Les Aventures de Til Ulespiègle/LXXXIX
CHAPITRE LXXXIX.
qui allaient à matines.
près avoir bien couru le monde, Ulespiègle
était devenu vieux et chagrin. Il fut pris de
la peur de l’enfer, et résolut d’entrer dans
un couvent de moines mendiants, pour y finir ses
jours en servant Dieu pour expier ses péchés, afin
d’être sauvé lorsque Dieu disposerait de lui. Il s’adressa
pour cela à l’abbé de Marienthal, et le pria de
le recevoir dans sa communauté, ajoutant qu’il
donnerait au couvent tout ce qu’il laisserait à sa
mort. L’abbé, qui ne détestait pas les fous, lui dit :
« Tu es encore valide ; je t’admettrai comme tu le
demandes, mais il faudra que tu travailles et que tu
aies un emploi, afin que tu voies que mes frères et
moi nous avons tous à travailler, et que chacun a un
office à remplir. – Volontiers, Monsieur, dit Ulespiègle.
— Eh bien ! au nom de Dieu ! Comme tu
n’aimes pas le travail, tu seras notre portier. Tu
resteras dans ta cellule, et tu n’auras pas autre
chose à faire qu’à monter la bière de la cave et
ouvrir et fermer la porte. – Que Dieu vous récompense,
digne seigneur, dit Ulespiègle, de ce que
vous êtes si bienveillant pour moi, pauvre vieillard
malade. Je ferai tout ce que vous me commanderez,
et rien de ce que vous me défendrez. – Voilà la clé, lui dit l’abbé ; tu ne laisseras pas entrer tout le
monde : tu laisseras entrer seulement le tiers ou
le quart de ceux qui se présenteront : car si on recevait
trop de monde, les visiteurs mangeraient tout
le bien du couvent. – Digne seigneur, dit Ulespiègle,
je ferai cela comme il convient. » Il entra tout
de suite en fonctions, et de tous ceux qui se présentaient,
qu’ils fussent du couvent ou non, il ne
laissait entrer que le quart, et jamais davantage.

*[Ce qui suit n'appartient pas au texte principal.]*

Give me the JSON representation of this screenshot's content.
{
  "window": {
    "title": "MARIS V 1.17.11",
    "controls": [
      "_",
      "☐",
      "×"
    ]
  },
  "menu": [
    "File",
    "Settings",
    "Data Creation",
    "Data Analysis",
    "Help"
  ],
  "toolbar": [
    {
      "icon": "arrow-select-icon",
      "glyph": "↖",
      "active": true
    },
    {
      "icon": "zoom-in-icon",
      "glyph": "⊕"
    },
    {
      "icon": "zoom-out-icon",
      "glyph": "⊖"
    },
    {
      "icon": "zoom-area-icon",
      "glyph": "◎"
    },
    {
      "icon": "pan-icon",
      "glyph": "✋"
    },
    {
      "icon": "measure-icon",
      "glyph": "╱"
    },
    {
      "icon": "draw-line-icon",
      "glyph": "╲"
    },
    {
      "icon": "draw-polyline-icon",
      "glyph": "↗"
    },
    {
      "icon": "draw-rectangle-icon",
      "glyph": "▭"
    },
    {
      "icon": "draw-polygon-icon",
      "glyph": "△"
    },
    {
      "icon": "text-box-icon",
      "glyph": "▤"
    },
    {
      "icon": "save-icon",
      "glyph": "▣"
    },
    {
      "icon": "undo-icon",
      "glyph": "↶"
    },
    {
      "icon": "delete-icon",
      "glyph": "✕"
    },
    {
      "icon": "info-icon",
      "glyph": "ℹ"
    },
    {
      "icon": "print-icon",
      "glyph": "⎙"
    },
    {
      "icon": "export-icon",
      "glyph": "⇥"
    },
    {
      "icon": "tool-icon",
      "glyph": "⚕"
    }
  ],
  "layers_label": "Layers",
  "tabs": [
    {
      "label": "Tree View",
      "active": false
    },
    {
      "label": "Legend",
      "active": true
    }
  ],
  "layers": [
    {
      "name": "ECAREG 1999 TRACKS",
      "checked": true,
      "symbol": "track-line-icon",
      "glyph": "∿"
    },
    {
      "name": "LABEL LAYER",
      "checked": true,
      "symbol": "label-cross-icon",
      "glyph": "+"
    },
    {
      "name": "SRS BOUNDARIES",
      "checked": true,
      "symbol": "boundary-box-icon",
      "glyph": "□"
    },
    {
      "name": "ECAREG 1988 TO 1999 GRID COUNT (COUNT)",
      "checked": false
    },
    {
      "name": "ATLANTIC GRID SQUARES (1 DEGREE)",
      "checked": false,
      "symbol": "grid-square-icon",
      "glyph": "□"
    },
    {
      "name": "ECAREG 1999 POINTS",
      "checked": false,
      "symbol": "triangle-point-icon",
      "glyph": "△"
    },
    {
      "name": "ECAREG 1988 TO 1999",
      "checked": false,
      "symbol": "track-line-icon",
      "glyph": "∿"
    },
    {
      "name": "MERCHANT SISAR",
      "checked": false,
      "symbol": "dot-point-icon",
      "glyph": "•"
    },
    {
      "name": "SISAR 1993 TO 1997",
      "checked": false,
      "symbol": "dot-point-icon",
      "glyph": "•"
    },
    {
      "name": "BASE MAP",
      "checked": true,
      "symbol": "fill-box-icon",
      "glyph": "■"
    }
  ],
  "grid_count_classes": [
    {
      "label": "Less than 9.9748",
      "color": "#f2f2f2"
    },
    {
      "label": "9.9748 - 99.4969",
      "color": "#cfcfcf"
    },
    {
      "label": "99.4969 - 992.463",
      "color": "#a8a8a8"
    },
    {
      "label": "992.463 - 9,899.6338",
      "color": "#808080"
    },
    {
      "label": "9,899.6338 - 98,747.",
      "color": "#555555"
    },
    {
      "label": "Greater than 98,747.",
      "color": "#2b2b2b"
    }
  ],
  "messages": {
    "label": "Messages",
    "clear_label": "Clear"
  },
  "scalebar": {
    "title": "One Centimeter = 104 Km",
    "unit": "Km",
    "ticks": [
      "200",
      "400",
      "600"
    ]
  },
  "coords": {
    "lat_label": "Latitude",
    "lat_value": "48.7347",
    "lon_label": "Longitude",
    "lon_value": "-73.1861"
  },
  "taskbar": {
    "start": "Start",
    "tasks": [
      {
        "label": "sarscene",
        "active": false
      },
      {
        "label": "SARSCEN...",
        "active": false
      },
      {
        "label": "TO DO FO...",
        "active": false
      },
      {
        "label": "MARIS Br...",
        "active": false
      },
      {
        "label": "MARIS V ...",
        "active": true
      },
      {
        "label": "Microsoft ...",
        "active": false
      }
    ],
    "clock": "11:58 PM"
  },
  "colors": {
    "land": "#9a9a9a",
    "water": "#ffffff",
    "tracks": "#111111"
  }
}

Plainte en fut faite à l’abbé, qui lui dit : « Tu es un
vaurien fieffé ! Ne veux-tu pas laisser entrer ceux
qui appartiennent au couvent ? – Seigneur, dit
Ulespiègle, j’ai laissé entrer le quart, comme vous
me l’avez commandé, et pas davantage. Je me suis
conformé à vos ordres. – Tu t’es conduit comme
un vaurien, » dit l’abbé. Il aurait bien voulu être
délivré de lui. Il installa un autre portier, car il vit
bien qu’Ulespiègle ne se corrigerait pas de sa malice
invétérée.
Il lui donna alors un autre emploi, et lui dit : « Tu compteras les moines la nuit à matines, et si tu n’es pas exact, tu t’en iras d’ici. – Seigneur, dit Ulespiègle, ce sera une besogne pénible pour moi, mais si cela ne peut être autrement, je le ferai de mon mieux. » Pendant la nuit il rompit quelques marches de l’escalier. Le prieur était un vieux moine bon et pieux, qui était toujours le premier à matines. Il alla silencieusement à l’échelle, et quand il crut mettre le pied sur les échelons qui avaient été rompus, il tomba et se cassa la jambe. Il se mit à crier piteusement, de façon que les autres moines accoururent pour voir ce qu’il avait, et ils tombèrent l’un après l’autre en croyant descendre par l’échelle. Alors Ulespiègle dit à l’abbé : « Digne seigneur, ai-je bien rempli mon emploi ? J’ai compté tous les moines. » Et il lui donna la marque de bois à laquelle il avait fait une coche pour chaque moine qui tombait. « Tu as compté comme une maudite canaille ! Sors de mon couvent et va-t’en au diable si tu veux. » Ulespiègle partit pour Mollen, où il tomba malade et mourut peu de temps après.